Simon takes a moderate approach to risk. He suggests limiting hormone-replacement therapy to a few years, or taking vitamins or an anti-depressant for hot flashes. Because of alcohol’s protective effects against heart disease and its weak effect on risk for breast cancer, he suggests moderation. “Certainly having a glass of wine or two on the weekends is not going to be harmful,” he says.

Other experts add that women who have risk factors should be genetically tested if necessary and take time to educate themselves on what they put into their bodies and how it may play out with their high-risk status, experts say.

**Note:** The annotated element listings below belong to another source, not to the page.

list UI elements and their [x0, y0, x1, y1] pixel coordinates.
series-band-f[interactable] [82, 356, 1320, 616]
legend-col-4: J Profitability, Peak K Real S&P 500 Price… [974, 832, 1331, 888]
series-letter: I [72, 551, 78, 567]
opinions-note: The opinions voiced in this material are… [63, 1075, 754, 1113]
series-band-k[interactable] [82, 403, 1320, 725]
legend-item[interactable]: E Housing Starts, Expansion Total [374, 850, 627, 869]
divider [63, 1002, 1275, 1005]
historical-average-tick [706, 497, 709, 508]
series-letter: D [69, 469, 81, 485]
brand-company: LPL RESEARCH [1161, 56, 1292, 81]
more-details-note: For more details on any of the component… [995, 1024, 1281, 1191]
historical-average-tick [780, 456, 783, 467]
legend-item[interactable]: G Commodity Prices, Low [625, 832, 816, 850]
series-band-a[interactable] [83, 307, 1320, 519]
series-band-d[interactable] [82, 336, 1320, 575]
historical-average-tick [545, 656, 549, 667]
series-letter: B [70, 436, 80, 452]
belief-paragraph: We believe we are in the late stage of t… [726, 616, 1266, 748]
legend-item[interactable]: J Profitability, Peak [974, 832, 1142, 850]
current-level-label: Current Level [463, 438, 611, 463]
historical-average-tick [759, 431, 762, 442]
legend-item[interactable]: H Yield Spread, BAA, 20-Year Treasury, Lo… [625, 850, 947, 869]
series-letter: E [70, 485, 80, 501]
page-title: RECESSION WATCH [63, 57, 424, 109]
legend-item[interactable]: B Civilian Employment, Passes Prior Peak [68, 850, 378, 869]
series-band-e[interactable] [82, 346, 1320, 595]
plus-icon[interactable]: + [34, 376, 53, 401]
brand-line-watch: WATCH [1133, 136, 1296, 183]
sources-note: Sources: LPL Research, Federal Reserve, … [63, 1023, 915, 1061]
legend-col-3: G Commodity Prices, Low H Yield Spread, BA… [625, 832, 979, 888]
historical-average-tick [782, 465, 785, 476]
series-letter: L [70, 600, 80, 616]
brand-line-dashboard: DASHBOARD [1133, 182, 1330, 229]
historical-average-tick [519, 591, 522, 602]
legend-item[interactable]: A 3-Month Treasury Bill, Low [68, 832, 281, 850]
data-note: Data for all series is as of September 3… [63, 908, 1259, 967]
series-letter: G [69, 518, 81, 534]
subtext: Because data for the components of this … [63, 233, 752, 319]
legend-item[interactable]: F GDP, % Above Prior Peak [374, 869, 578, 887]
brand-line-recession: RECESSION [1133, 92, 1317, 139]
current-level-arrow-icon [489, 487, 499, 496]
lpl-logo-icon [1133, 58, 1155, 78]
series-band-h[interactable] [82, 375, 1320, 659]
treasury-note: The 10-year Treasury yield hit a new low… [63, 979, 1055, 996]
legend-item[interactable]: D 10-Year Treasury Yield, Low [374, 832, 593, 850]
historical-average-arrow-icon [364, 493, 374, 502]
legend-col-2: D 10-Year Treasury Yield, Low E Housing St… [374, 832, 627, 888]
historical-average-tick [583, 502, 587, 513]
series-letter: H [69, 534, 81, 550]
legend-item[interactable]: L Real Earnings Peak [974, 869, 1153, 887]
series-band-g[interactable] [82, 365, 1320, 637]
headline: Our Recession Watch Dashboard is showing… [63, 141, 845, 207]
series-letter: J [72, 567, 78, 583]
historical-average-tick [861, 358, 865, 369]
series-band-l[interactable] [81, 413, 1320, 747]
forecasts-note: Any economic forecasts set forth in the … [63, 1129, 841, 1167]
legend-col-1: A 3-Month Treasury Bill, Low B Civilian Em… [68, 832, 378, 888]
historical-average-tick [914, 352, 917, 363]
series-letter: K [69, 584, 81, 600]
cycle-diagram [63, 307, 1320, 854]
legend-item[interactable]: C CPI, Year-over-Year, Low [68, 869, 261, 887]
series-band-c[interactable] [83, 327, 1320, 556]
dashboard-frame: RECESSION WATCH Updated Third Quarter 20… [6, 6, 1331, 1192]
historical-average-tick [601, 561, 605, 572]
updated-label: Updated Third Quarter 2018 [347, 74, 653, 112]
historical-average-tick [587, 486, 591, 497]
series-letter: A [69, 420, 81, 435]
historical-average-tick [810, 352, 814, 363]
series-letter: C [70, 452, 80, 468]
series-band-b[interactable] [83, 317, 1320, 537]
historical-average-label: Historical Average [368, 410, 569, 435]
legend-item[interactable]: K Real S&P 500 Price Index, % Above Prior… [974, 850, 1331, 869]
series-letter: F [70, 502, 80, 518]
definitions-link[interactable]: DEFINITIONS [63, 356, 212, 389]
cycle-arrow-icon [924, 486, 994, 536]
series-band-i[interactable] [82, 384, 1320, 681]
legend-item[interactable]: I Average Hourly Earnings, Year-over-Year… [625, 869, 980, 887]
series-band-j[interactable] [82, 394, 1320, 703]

Some women are following that advice. For example, Denise Saccaro of Berkley wanted to learn about how food plays a role in estrogen-fed breast cancer like hers and sought the advice of a dietitian. That was the first step to becoming “90-percent” vegan, says the longtime Eaton Academy employee. Saccaro’s weekday grocery basket contains grains, legumes, vegetables, and fruits. “Then when the weekend comes, I can have a treat like a veggie hot dog,” she says. Even then, the 43-year-old Berkley wife eats no meat or fish and limits soy-based protein subs like the ones in veggie hot dogs to three times a week.

Processed foods with mysterious ingredients are definitely history for Saccaro. “The chemicals and the additives — all these things I can’t pronounce,” she says. “I’d rather eat an organic apple.”